Caroline graduated from the University of Cambridge in 1942 (specialising in German, French, and Italian languages) and was recruited to Bletchley Park by Frank Birch, Head of the (German) Naval Section.

==Bletchley Park==
At Bletchley she led a team of seven women in Hut 4 who carried out a detailed analysis of German U-boat operations. With that information she created a database of index cards which was later copied by the Admiralty in London. The database and her extensive knowledge enabled the Admiralty to divert supply convoys from attack by U-boat wolfpacks and played an important role in the allied victory in the Battle of the Atlantic. She remained at Bletchley until 1946.

==Soviet Studies Research Centre==
In the early 1970s Caroline began creating an index card database similar to the one she created at Bletchley (she later transferred it to a computer database).
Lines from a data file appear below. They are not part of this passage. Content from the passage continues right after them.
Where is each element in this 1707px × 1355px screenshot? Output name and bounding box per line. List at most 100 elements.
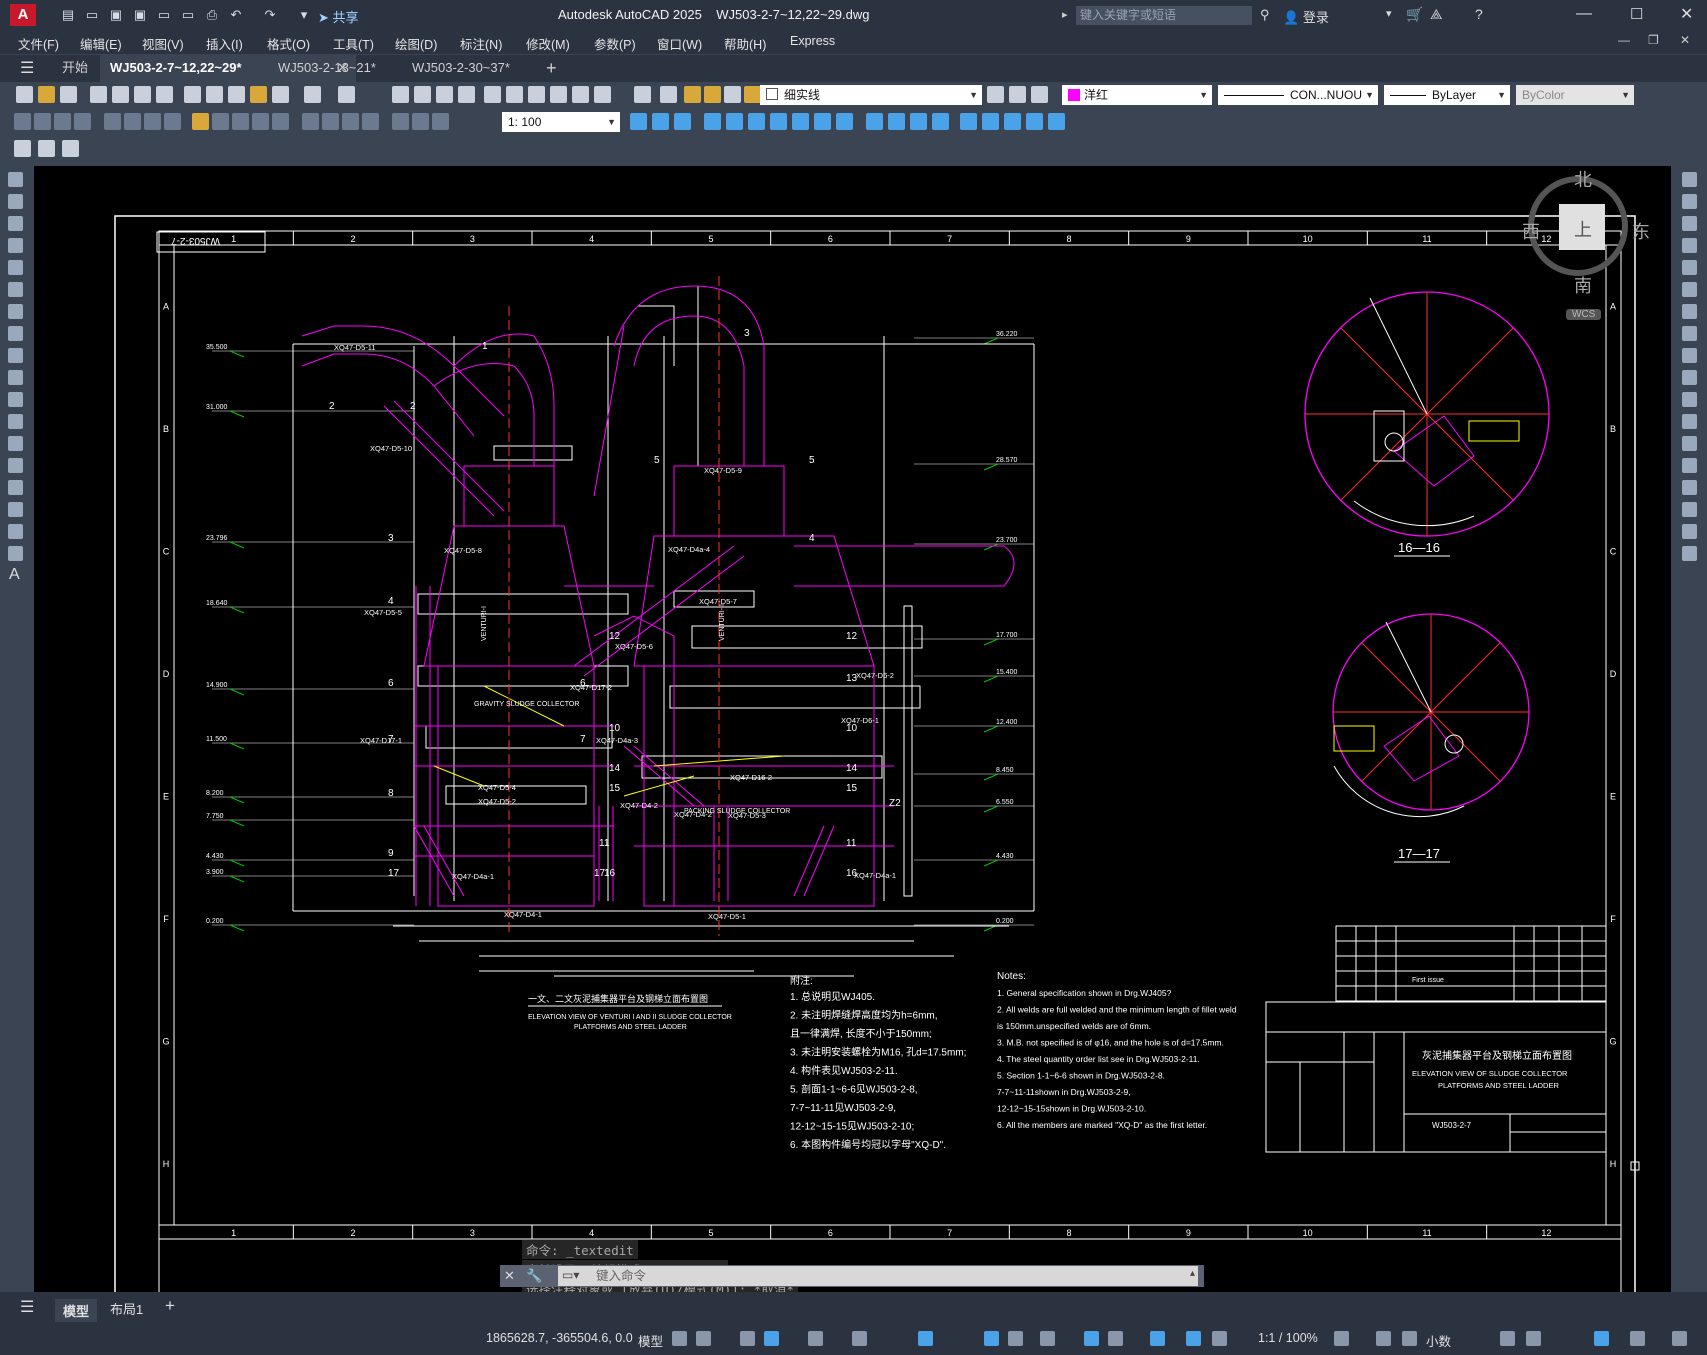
customization-icon[interactable] bbox=[1672, 1331, 1687, 1346]
close-button[interactable]: ✕ bbox=[1680, 4, 1693, 24]
annotation-visibility-icon[interactable] bbox=[1186, 1331, 1201, 1346]
tool-icon[interactable] bbox=[704, 113, 721, 130]
jogged-dim-icon[interactable] bbox=[124, 113, 141, 130]
signin-button[interactable]: 👤 登录 bbox=[1283, 7, 1329, 26]
insert-block-icon[interactable] bbox=[8, 414, 23, 429]
linear-dim-icon[interactable] bbox=[14, 113, 31, 130]
signin-dropdown-icon[interactable]: ▾ bbox=[1386, 7, 1392, 20]
tool-icon[interactable] bbox=[1004, 113, 1021, 130]
ellipse-arc-icon[interactable] bbox=[8, 392, 23, 407]
zoom-realtime-icon[interactable] bbox=[414, 86, 431, 103]
layer-properties-icon[interactable] bbox=[14, 140, 31, 157]
chevron-down-icon[interactable]: ▼ bbox=[1497, 85, 1506, 105]
chevron-down-icon[interactable]: ▼ bbox=[1621, 85, 1630, 105]
menu-express[interactable]: Express bbox=[790, 34, 835, 48]
tolerance-icon[interactable] bbox=[302, 113, 319, 130]
doc-minimize-button[interactable]: — bbox=[1618, 33, 1630, 47]
new-file-icon[interactable]: ▤ bbox=[60, 7, 76, 23]
help-icon[interactable] bbox=[634, 86, 651, 103]
ellipse-icon[interactable] bbox=[8, 370, 23, 385]
ortho-icon[interactable] bbox=[808, 1331, 823, 1346]
region-icon[interactable] bbox=[8, 524, 23, 539]
tool-icon[interactable] bbox=[770, 113, 787, 130]
zoom-window-icon[interactable] bbox=[436, 86, 453, 103]
rectangle-icon[interactable] bbox=[8, 260, 23, 275]
explode-icon[interactable] bbox=[1682, 546, 1697, 561]
cart-icon[interactable]: 🛒 bbox=[1406, 6, 1423, 23]
line-icon[interactable] bbox=[8, 172, 23, 187]
layer-lock-icon[interactable] bbox=[744, 86, 761, 103]
cut-icon[interactable] bbox=[184, 86, 201, 103]
continue-dim-icon[interactable] bbox=[232, 113, 249, 130]
save-as-icon[interactable]: ▣ bbox=[132, 7, 148, 23]
selection-cycling-icon[interactable] bbox=[1084, 1331, 1099, 1346]
customize-quickaccess-icon[interactable]: ▾ bbox=[296, 7, 312, 23]
revision-cloud-icon[interactable] bbox=[8, 326, 23, 341]
layer-iso-icon[interactable] bbox=[62, 140, 79, 157]
polyline-icon[interactable] bbox=[8, 216, 23, 231]
tool-icon[interactable] bbox=[836, 113, 853, 130]
open-icon[interactable] bbox=[38, 86, 55, 103]
blend-curves-icon[interactable] bbox=[1682, 524, 1697, 539]
color-combo[interactable]: 洋红 ▼ bbox=[1062, 85, 1212, 105]
layout-menu-icon[interactable]: ☰ bbox=[20, 1297, 34, 1317]
plot-preview-icon[interactable] bbox=[112, 86, 129, 103]
new-icon[interactable] bbox=[16, 86, 33, 103]
inspection-icon[interactable] bbox=[342, 113, 359, 130]
dim-update-icon[interactable] bbox=[432, 113, 449, 130]
new-tab-button[interactable]: + bbox=[536, 54, 567, 82]
viewcube-north[interactable]: 北 bbox=[1574, 166, 1592, 192]
tool-icon[interactable] bbox=[748, 113, 765, 130]
grid-icon[interactable] bbox=[672, 1331, 687, 1346]
fillet-icon[interactable] bbox=[1682, 502, 1697, 517]
copy-icon[interactable] bbox=[206, 86, 223, 103]
dynamic-input-icon[interactable] bbox=[764, 1331, 779, 1346]
tool-icon[interactable] bbox=[814, 113, 831, 130]
units-readout[interactable]: 小数 bbox=[1426, 1331, 1451, 1350]
close-cmdline-icon[interactable]: ✕ bbox=[504, 1268, 515, 1284]
doc-close-button[interactable]: ✕ bbox=[1680, 33, 1690, 47]
scale-icon[interactable] bbox=[1682, 326, 1697, 341]
trim-icon[interactable] bbox=[1682, 370, 1697, 385]
clean-screen-icon[interactable] bbox=[1630, 1331, 1645, 1346]
properties-icon[interactable] bbox=[484, 86, 501, 103]
save-web-icon[interactable]: ▭ bbox=[180, 7, 196, 23]
menu-format[interactable]: 格式(O) bbox=[267, 34, 310, 53]
plot-icon[interactable]: ⎙ bbox=[204, 7, 220, 23]
erase-icon[interactable] bbox=[1682, 172, 1697, 187]
mirror-icon[interactable] bbox=[1682, 216, 1697, 231]
search-expand-icon[interactable]: ▸ bbox=[1062, 8, 1068, 21]
jogged-linear-icon[interactable] bbox=[362, 113, 379, 130]
lineweight-combo[interactable]: ByLayer ▼ bbox=[1384, 85, 1510, 105]
tool-icon[interactable] bbox=[866, 113, 883, 130]
table-icon[interactable] bbox=[8, 546, 23, 561]
help-search-input[interactable]: 键入关键字或短语 bbox=[1076, 6, 1252, 25]
share-button[interactable]: ➤ 共享 bbox=[318, 7, 359, 26]
tool-icon[interactable] bbox=[932, 113, 949, 130]
save-icon[interactable] bbox=[60, 86, 77, 103]
menu-tools[interactable]: 工具(T) bbox=[333, 34, 374, 53]
chevron-down-icon[interactable]: ▼ bbox=[1199, 85, 1208, 105]
pan-icon[interactable] bbox=[392, 86, 409, 103]
cmdline-expand-icon[interactable]: ▴ bbox=[1190, 1268, 1195, 1279]
wcs-menu[interactable]: WCS bbox=[1566, 309, 1602, 320]
baseline-dim-icon[interactable] bbox=[212, 113, 229, 130]
customize-cmdline-icon[interactable]: 🔧 bbox=[526, 1268, 542, 1284]
join-icon[interactable] bbox=[1682, 458, 1697, 473]
hatch-icon[interactable] bbox=[8, 480, 23, 495]
menu-dimension[interactable]: 标注(N) bbox=[460, 34, 502, 53]
break-at-point-icon[interactable] bbox=[1682, 414, 1697, 429]
point-icon[interactable] bbox=[8, 458, 23, 473]
object-snap-icon[interactable] bbox=[918, 1331, 933, 1346]
layer-states-icon[interactable] bbox=[1031, 86, 1048, 103]
radius-dim-icon[interactable] bbox=[104, 113, 121, 130]
annotation-scale-readout[interactable]: 1:1 / 100% bbox=[1258, 1331, 1318, 1345]
block-editor-icon[interactable] bbox=[272, 86, 289, 103]
move-icon[interactable] bbox=[1682, 282, 1697, 297]
menu-edit[interactable]: 编辑(E) bbox=[80, 34, 122, 53]
tool-icon[interactable] bbox=[792, 113, 809, 130]
undo-icon[interactable] bbox=[304, 86, 321, 103]
circle-icon[interactable] bbox=[8, 304, 23, 319]
chamfer-icon[interactable] bbox=[1682, 480, 1697, 495]
chevron-down-icon[interactable]: ▼ bbox=[1365, 85, 1374, 105]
Her database was credited with "helping the SSRC become an influential force in the assessment of the Soviet threat."

==Personal life==
Caroline met Zygmunt Chojecki, a Polish exile, in Cambridge after the war. They married in 1953 and had two daughters and one son. After Zygmunt died in 1983 Caroline continued her work until she retired in 1992.

==Awards==
Caroline was appointed a Member of the Order of the British Empire (MBE) in 1986.